In the past few years, cryptocurrencies have gained incredible traction, especially in Europe, the Middle East, Asia and North America. The Crypto boom of 2017 is a testimony to this claim.
However, along with growing numbers, the cryptocurrency space has also witnessed several scams and scandal, which have forced governments to take steps for regulating the market. For instance, the QuadrigaCX Exchange Scandal in Canada has forced the Canadian government to take stricter actions. It resulted in the Canadian government inviting recommendations from industry experts and analysts for framing formidable regulations.
In fact, countries across the globe are taking steps to regulate digital assets, in a bid to avoid any future debacles. Japan has already tightened its regulations on cryptocurrencies, while countries like India, which have been sceptical or hostile towards digital tokens, are in final stages to launch the regulatory framework for the crypto space.

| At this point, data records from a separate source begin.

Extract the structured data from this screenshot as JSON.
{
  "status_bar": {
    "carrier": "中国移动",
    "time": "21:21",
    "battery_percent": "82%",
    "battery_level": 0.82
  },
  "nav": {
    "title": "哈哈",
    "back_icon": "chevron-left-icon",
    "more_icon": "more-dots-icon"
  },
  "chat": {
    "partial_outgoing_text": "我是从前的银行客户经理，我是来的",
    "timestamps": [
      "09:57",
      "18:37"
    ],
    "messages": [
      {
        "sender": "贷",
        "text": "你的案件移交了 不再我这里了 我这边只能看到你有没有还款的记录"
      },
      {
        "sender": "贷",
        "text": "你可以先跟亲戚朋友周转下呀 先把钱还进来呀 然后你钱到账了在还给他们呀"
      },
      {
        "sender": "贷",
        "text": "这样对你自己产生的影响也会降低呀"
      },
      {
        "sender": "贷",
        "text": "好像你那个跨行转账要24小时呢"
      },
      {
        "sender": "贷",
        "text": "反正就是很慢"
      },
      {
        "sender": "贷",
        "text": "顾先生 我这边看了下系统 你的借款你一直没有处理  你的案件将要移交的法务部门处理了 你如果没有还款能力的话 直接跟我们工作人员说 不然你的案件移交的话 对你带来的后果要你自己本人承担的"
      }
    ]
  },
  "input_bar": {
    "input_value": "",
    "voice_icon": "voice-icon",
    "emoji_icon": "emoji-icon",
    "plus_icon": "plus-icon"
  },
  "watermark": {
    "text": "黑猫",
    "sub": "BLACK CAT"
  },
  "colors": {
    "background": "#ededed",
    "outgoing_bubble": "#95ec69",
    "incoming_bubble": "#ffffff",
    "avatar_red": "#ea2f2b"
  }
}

Taking a similar route, Switzerland has also decided to lay down rules and regulations for the digital asset industry. Earlier this week on Wednesday, the Swiss Federal Assembly, the legislative arm of the government, approved a motion directing the Federal Council to regulate cryptocurrencies. Switzerland has been one of the leading countries in blockchain and cryptocurrency technology. The Swiss town of Zug is internationally referred to as “Crypto Valley”. The Council approved the motion with 99 to 83 votes in favour, with 10 abstentions.
The European country has been facing several issues due to unregulated cryptocurrency market. Regulating the same can tackle these problems like money laundering, extortion, and fraudulent activities. Though the country’s traditional currency, the Swiss Franc, also poses similar problems, the stricter regulations placed on it help the government to prosecute criminals, control market activity and prevent unfair practices like price manipulation.
Lack of regulation in the Crypto space has resulted in fringe elements to evade tax and circulate black money across the globe for illegal activities, and manipulation. Reports claiming that certain Crypto exchanges in several countries have been manipulating trade volumes to create traction for the exchange. This has resulted in extreme volatility in Bitcoin prices, in the past couple of years.
The cryptocurrency market hit its peak in December of 2017 when Bitcoin reached a price of $19,700. Ever since, the market has been in quite a bad shape. The year 2018 was one of the worst periods in Crypto history, with several cryptocurrencies losing as much as 90% of their price value. The largest digital token, Bitcoin also kept bleeding for six straight months, finally ending the losing streak in February earlier this year. The market has seen increasing volume since the Bitcoin prices showed signs of recovery.
However, some of the independent market surveillance agencies have pointed out that Crypto exchanges have been faking daily volumes in millions depict Bitcoin resurrection, to increase traction. Such manipulations and scams are very difficult to prosecute as well, on the basis that digital tokens are often not recognized as legal tender.
All major countries, which have a safe haven for cryptocurrencies, are now undertaking sector regulations. The US, Canada, the UK Germany, Japan, India, China and the Middle East are a few of these which have either changed their existing regulations are brought in newer regulations.
In hostility towards digital currencies, Reserve Bank of India’s head released circular in April 2018 directing all the banks in the country to stop servicing cryptocurrency related businesses. This left many Crypto exchanges struggling to survive, few of them even shut down operations completely. On February 25, the Supreme Court of India has directed the government to submit the finalized draft regarding cryptos within 4 weeks.